Die entsprechenden Pläne gingen auch an den Bauträger, der zunächst keinen Kommentar dazu abgab. Nun, 3 Tage vor Einbau der Erdgeschossdecke haben wir ein Schreiben vom Bauträger bekommen, dass die es gerne hätten, wenn der Küchenbauer den Kanal selber einbaut ("um spätere Schuldzuweisungen zu vermeiden"), was dieser natürlich nicht machen will, weil er mit Rohbau etc. nichts zu tun hat.
Meine Frage nun: ist es wirklich so problematisch, einen ca. 10 cm hohen und 20 cm breiten Kanal für ein Plastikrohr in die Erdgeschossdecke einzugießen, können da später Probleme auftauchen?
Alternative wäre ja, das Rohr unter der Decke zu verlegen und duch die Wand nach außen zu führen, sieht halt nicht so schön aus ...
Gruß
  • Name:
  • Jens
  1. Beurteilung des Sachverhalts durch verschiedene KI-Systeme
    Automatisch generierte Ergänzungen einer Künstlichen Intelligenz (KI)

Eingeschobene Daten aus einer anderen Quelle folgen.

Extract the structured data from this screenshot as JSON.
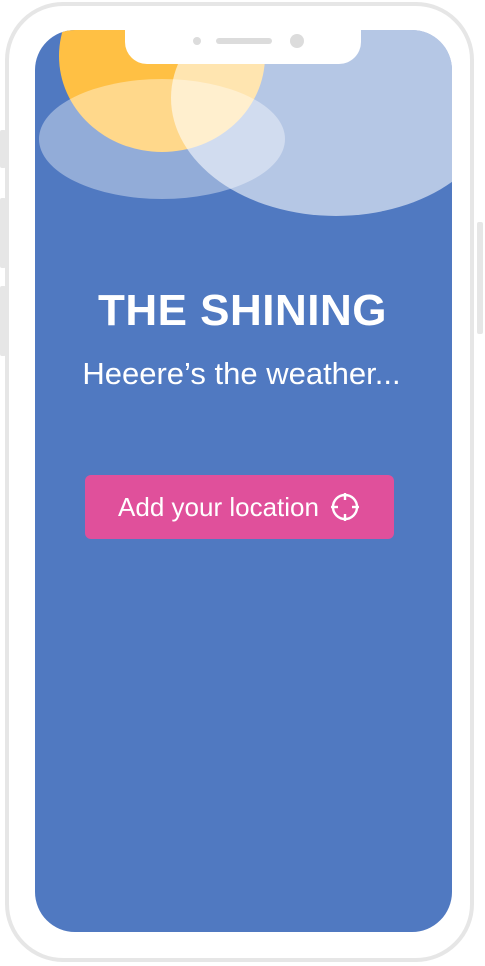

    Automatisch generierte KI-Ergänzungen

    Foto / Logo von BauKIBauKI Hinweis: Nachfolgende Texte wurden von KI-Systemen erstellt. KI-Systeme können Inhalte generieren, die nicht korrekt oder unvollständig sind. Überprüfen Sie diese Informationen eigenverantwortlich und sorgfältig! Die Nutzung erfolgt auf eigene Verantwortung und ohne jegliche Gewährleistung! Es findet keine Rechts-, Steuer-, Planungs- oder Gutachterberatung statt. Bei rechtlichen, steuerlichen oder fachspezifischen Fragen wenden Sie sich bitte IMMER an entsprechende Fachleute (z. B. Fachanwalt, Steuerberater, Sachverständige).

    Sicherheitshinweise

    🔴 KRITISCH: Jeder Einbau eines Flachkanals in eine Betondecke erfordert vorherige statische Prüfung durch einen zertifizierten Tragwerksplaner – ohne schriftliche Freigabe ist jeder Einbau rechtswidrig und gefährlich.

    🔴 KRITISCH: Ungeprüfte Durchbrüche in der Decke gefährden den Brandwiderstand (mindestens REI 90), die Tragfähigkeit und den Schallschutz – konkrete Risiken: Rissbildung, Schimmel durch Kondenswasser, Haftungsansprüche.

    ⚠️ WICHTIG: Bei Wanddurchführung muss zwingend eine dichte, wärme- und feuchtebrückenarme Verbindung mit brandschutztechnischer Absicherung (z. B. Brandschutzkragen) erfolgen.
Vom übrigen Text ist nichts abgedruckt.